Son aşama ri, yani “anlama, kavrama, içselleştirme” sürecidir.
Artık sadece taklit etmiyorsunuz. Artık teknikleri bedeninize tamamen yerleştirdiniz ve kendi doğallığınızla ifade edebiliyorsunuz.
Aslında shu, ha, ri süreci her an devam eder. Bir antrenmanda bile:
- Öğretmeninizi izler ve hareketleri zihninizde canlandırırsınız.
- Uygulamaya başlarsınız, hatalar yaparsınız, öğretmeniniz sizi düzeltir.
- Zamanla hareketleri içselleştirir ve kendinize uygun hâle getirirsiniz.
Bunu tekrar edersiniz. Yıllar geçtikçe anlayışınız derinleşir ve tüm sistem üzerinde shu, ha, ri döngüsünü sürdürmeye devam edersiniz.

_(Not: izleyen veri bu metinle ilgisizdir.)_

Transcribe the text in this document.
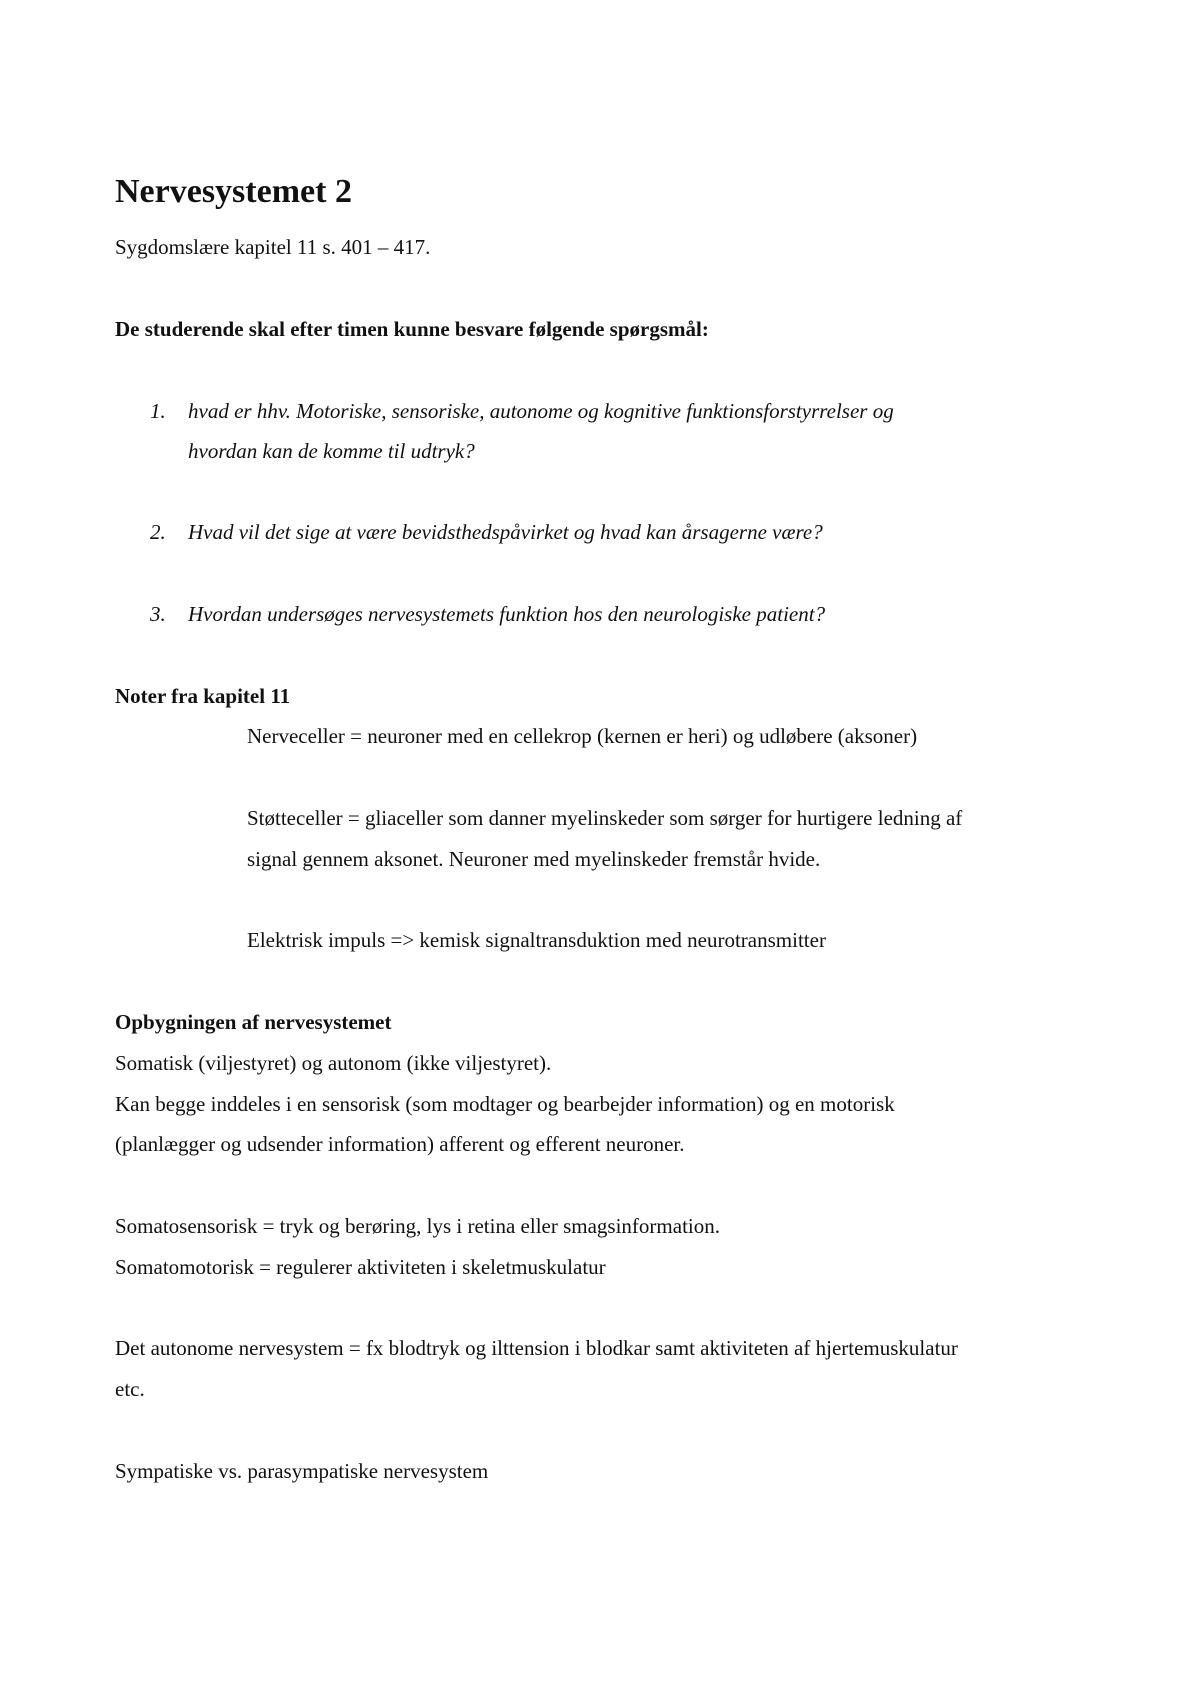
Nervesystemet 2
Sygdomslære kapitel 11 s. 401 – 417.
De studerende skal efter timen kunne besvare følgende spørgsmål:
1. hvad er hhv. Motoriske, sensoriske, autonome og kognitive funktionsforstyrrelser og
hvordan kan de komme til udtryk?
2. Hvad vil det sige at være bevidsthedspåvirket og hvad kan årsagerne være?
3. Hvordan undersøges nervesystemets funktion hos den neurologiske patient?
Noter fra kapitel 11
Nerveceller = neuroner med en cellekrop (kernen er heri) og udløbere (aksoner)
Støtteceller = gliaceller som danner myelinskeder som sørger for hurtigere ledning af
signal gennem aksonet. Neuroner med myelinskeder fremstår hvide.
Elektrisk impuls => kemisk signaltransduktion med neurotransmitter
Opbygningen af nervesystemet
Somatisk (viljestyret) og autonom (ikke viljestyret).
Kan begge inddeles i en sensorisk (som modtager og bearbejder information) og en motorisk
(planlægger og udsender information) afferent og efferent neuroner.
Somatosensorisk = tryk og berøring, lys i retina eller smagsinformation.
Somatomotorisk = regulerer aktiviteten i skeletmuskulatur
Det autonome nervesystem = fx blodtryk og ilttension i blodkar samt aktiviteten af hjertemuskulatur
etc.
Sympatiske vs. parasympatiske nervesystem
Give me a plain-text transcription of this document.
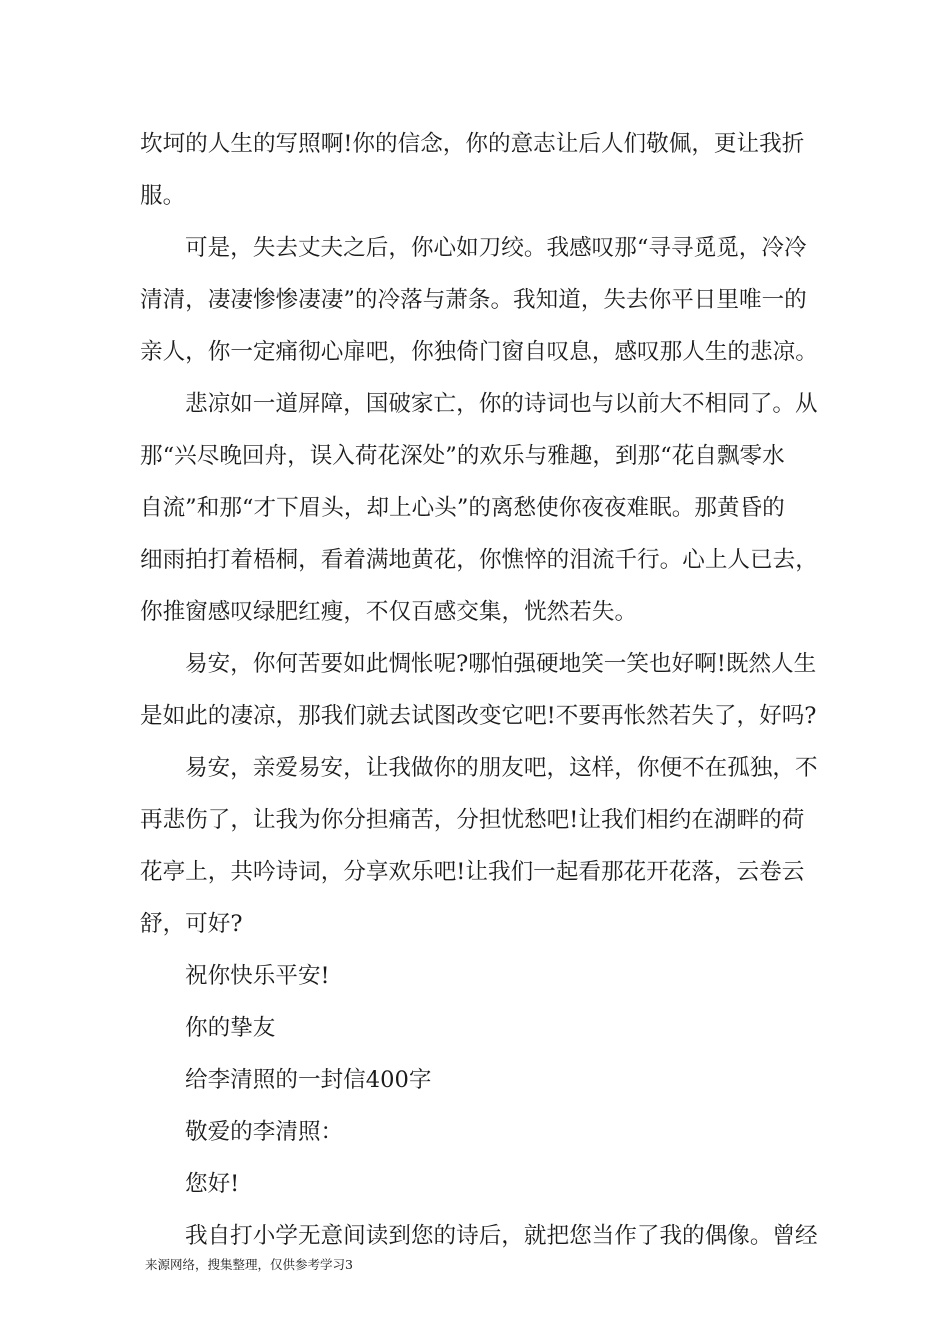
坎坷的人生的写照啊!你的信念，你的意志让后人们敬佩，更让我折
服。
可是，失去丈夫之后，你心如刀绞。我感叹那“寻寻觅觅，冷冷
清清，凄凄惨惨凄凄”的冷落与萧条。我知道，失去你平日里唯一的
亲人，你一定痛彻心扉吧，你独倚门窗自叹息，感叹那人生的悲凉。
悲凉如一道屏障，国破家亡，你的诗词也与以前大不相同了。从
那“兴尽晚回舟，误入荷花深处”的欢乐与雅趣，到那“花自飘零水
自流”和那“才下眉头，却上心头”的离愁使你夜夜难眠。那黄昏的
细雨拍打着梧桐，看着满地黄花，你憔悴的泪流千行。心上人已去，
你推窗感叹绿肥红瘦，不仅百感交集，恍然若失。
易安，你何苦要如此惆怅呢?哪怕强硬地笑一笑也好啊!既然人生
是如此的凄凉，那我们就去试图改变它吧!不要再怅然若失了，好吗?
易安，亲爱易安，让我做你的朋友吧，这样，你便不在孤独，不
再悲伤了，让我为你分担痛苦，分担忧愁吧!让我们相约在湖畔的荷
花亭上，共吟诗词，分享欢乐吧!让我们一起看那花开花落，云卷云
舒，可好?
祝你快乐平安!
你的挚友
给李清照的一封信400字
敬爱的李清照：
您好!
我自打小学无意间读到您的诗后，就把您当作了我的偶像。曾经
来源网络，搜集整理，仅供参考学习3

Bir öğretmenin temel görevi, öğrencisini bağımsız ve düşünebilen biri haline getirmektir. Bu yüzden shu, ha, ri, bir öğretmenin dogmatik öğretilerine körü körüne bağlı kalmak değil, öğrenme sürecini aktif bir şekilde sahiplenmek anlamına gelir.
Ya da öğretmenimin dediği gibi: “Kendi aklını kullan! Kenkyuu shinasai!”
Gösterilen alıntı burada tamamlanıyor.